I'm using the mutate method to find strings in a column (Name
in the example)and replace them with a corrected string in R, which works well both on partial and full strings.
Method:
df <- data.frame(Name = c("Jim","Bob","Sue","Sally","Jimmm","Boob","Suezi","Sallyyyy","Jim","Bob","Sue","Sally"),
Period = c("P1","P1","P1","P1","P2","P2","P2","P2","P3","P3","P3","P3"),
Value = c(150, 200, 325, 120, 760,245,46,244,200, 325, 120, 760))
df <- df %>%
mutate(Name = case_when(
str_detect(Name, "Jim") ~ "Jim",
str_detect(Name, "Sue") ~ "Sue",
TRUE ~ Name)) %>%
mutate(across(Name, str_replace, "Sallyyyy", "Sally"))
In my real application I realized I should probably maintain the original column for reference and and create a new column with the corrections.
I tried simply adding a new column the standard way in r, as below:
df$test <- df %>%
mutate(Name = case_when(
str_detect(Name, "Jim") ~ "Jim",
TRUE ~ Name)) %>%
mutate(across(Name, str_replace, "Sallyyyy", "Sally"))
but instead of just creating a new column called test
, in this case it creates a copy of the entire dataframe.
Is there a method within the mutate function that will allow me to create a new column with the correction as opposed to replacing it in the original column?
CodePudding user response:
I realized I'm over complicating this, the simple solution here is to just create a copy of the column and apply the correction to the copied column, like so:
df$Name_Correct <- df$Name
Full solution:
df <- data.frame(Name = c("Jim","Bob","Sue","Sally","Jimmm","Boob","Suezi","Sallyyyy","Jim","Bob","Sue","Sally"),
Period = c("P1","P1","P1","P1","P2","P2","P2","P2","P3","P3","P3","P3"),
Value = c(150, 200, 325, 120, 760,245,46,244,200, 325, 120, 760))
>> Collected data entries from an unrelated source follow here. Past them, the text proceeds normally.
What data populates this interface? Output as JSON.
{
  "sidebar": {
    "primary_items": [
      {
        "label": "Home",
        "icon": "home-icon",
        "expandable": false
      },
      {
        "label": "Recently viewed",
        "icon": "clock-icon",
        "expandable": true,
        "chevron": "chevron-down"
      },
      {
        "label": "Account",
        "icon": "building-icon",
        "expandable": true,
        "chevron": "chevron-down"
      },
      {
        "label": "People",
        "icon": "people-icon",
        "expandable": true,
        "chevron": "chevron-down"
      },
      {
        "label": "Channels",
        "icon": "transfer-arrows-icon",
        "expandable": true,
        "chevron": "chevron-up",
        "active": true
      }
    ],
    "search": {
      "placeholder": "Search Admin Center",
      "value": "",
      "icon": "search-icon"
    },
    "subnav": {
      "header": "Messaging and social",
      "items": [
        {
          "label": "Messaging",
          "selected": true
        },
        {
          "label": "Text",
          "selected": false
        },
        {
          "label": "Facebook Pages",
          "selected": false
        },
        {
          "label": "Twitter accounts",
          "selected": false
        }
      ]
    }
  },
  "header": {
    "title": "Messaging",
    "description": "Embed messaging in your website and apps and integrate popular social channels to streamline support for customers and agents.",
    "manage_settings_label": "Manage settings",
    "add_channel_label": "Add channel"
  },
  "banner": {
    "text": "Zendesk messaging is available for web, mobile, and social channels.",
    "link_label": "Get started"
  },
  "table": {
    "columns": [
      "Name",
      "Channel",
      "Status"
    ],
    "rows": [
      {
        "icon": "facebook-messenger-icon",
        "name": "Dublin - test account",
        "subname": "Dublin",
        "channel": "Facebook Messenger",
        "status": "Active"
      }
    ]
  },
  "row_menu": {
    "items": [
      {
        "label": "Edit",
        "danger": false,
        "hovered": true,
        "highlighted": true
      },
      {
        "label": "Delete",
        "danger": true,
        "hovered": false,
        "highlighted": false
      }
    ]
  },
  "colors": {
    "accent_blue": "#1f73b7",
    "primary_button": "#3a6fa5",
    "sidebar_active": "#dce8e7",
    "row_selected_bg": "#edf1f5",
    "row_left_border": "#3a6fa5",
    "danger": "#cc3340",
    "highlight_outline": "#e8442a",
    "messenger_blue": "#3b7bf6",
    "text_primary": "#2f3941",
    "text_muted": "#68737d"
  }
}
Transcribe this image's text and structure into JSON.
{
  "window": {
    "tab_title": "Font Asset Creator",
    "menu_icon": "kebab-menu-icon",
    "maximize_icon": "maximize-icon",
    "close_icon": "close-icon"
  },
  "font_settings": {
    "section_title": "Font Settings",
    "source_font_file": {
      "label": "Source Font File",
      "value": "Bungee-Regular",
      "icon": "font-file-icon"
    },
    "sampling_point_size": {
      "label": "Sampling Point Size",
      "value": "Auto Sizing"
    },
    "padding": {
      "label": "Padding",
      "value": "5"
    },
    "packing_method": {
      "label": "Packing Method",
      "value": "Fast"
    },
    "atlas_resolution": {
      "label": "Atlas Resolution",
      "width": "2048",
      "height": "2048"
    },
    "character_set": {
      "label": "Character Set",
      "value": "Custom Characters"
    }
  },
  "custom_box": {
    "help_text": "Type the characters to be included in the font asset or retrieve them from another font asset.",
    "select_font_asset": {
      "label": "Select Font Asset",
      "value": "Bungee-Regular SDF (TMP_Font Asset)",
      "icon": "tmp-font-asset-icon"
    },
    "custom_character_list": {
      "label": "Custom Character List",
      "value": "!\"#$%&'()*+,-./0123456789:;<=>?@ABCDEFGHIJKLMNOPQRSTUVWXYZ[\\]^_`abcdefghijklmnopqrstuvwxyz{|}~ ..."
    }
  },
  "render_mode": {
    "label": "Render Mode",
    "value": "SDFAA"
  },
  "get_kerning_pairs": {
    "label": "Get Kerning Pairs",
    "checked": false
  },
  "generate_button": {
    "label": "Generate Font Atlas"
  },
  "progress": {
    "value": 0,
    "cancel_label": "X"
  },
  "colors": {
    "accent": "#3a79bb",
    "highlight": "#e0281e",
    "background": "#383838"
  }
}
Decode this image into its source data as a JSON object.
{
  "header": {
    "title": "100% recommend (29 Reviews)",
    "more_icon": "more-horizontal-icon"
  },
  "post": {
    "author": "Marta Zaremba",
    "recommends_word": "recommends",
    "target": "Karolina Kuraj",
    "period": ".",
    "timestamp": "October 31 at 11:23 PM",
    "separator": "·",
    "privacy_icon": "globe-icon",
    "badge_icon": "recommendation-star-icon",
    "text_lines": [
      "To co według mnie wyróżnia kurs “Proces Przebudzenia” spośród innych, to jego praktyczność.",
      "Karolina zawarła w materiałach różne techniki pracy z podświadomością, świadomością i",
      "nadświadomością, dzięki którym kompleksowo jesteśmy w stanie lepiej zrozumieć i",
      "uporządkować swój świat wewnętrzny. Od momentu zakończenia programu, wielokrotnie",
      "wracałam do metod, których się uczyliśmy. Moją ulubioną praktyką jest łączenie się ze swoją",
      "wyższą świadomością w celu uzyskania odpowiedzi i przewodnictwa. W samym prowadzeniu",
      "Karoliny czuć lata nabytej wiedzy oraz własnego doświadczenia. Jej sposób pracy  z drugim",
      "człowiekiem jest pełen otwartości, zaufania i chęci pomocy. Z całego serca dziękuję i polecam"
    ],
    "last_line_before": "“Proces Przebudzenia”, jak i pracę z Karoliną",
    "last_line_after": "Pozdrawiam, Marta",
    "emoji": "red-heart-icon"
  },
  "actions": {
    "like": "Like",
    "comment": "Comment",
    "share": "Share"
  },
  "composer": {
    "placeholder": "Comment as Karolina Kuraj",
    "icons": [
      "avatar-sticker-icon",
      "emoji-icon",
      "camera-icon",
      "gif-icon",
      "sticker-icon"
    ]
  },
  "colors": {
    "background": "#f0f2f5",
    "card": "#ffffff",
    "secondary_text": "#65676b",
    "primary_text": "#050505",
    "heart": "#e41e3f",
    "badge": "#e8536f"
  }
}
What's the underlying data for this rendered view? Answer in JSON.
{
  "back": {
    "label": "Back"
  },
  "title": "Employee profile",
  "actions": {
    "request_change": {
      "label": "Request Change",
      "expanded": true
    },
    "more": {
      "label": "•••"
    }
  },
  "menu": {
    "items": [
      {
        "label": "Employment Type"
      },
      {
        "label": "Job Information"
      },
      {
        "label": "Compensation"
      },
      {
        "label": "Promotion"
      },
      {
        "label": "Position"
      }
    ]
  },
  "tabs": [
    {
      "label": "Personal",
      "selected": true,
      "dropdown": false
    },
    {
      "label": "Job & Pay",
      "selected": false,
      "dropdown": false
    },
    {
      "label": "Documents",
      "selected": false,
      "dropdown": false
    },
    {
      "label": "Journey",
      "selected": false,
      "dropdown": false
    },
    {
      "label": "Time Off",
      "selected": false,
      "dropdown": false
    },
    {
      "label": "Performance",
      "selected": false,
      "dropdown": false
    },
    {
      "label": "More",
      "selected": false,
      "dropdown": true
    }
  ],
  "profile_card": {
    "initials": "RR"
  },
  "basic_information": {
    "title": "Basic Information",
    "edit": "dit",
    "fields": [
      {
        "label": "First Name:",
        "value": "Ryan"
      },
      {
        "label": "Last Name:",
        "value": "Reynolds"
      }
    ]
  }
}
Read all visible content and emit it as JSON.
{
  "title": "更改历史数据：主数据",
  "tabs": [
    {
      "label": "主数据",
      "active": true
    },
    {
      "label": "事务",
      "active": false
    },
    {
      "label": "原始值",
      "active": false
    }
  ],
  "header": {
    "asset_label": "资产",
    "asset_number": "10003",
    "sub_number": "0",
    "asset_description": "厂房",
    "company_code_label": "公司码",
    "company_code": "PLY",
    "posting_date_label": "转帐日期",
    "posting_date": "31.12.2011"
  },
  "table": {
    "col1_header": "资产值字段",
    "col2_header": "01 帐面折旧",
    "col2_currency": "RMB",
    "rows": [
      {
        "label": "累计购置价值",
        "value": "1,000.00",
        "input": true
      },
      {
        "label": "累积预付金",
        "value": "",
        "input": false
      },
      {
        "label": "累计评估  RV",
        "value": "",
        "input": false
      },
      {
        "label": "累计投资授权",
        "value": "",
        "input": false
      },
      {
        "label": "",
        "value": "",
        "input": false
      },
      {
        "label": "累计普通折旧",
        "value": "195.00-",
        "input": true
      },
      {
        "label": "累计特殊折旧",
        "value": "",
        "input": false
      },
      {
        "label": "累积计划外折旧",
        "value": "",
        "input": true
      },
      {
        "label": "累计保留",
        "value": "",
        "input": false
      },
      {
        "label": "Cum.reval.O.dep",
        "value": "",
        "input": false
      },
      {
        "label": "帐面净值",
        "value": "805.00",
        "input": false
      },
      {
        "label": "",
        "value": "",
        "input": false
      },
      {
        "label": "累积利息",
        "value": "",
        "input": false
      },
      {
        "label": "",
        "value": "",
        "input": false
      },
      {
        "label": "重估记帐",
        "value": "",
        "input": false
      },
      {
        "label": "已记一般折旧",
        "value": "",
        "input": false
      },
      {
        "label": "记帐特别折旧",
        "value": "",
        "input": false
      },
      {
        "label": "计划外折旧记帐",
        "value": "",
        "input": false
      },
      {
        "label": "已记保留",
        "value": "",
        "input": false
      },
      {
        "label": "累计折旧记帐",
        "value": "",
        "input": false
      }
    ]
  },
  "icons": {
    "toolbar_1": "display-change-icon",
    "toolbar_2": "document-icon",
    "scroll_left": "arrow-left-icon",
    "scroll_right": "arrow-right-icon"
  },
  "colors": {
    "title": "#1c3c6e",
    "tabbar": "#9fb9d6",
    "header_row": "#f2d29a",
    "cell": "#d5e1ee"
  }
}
df$Name_Correct <- df$Name
df <- df %>%
mutate(Name_Correct = case_when(
str_detect(Name_Correct, "Jim") ~ "Jim",
str_detect(Name_Correct, "Sue") ~ "Sue",
TRUE ~ Name_Correct)) %>%
mutate(across(Name_Correct, str_replace, "Sallyyyy", "Sally"))
CodePudding user response:
If you have a dataframe full of good names, you could try to partially match the closest name. You could use the built in babynames
dataset for reference. This way, you would need no case_when
and you could recode all in one go:
library(tidyverse)
nms <- babynames::babynames |>
filter(year > 1990) |>
filter(!duplicated(name)) |>
pull(name)
df |>
mutate(Name_Correct = map_chr(Name, ~nms[which.min(stringdist::stringdist(.x, nms ))]))
#> Name Period Value Name_Correct
#> 1 Jim P1 150 Jim
#> 2 Bob P1 200 Bob
#> 3 Sue P1 325 Sue
#> 4 Sally P1 120 Sally
#> 5 Jimmm P2 760 Jimmy
#> 6 Boob P2 245 Bob
#> 7 Suezi P2 46 Suzi
#> 8 Sallyyyy P2 244 Sally
#> 9 Jim P3 200 Jim
#> 10 Bob P3 325 Bob
#> 11 Sue P3 120 Sue
#> 12 Sally P3 760 Sally
Its not perfect, but you can refine with the stringdist
function to get it tuned up correctly.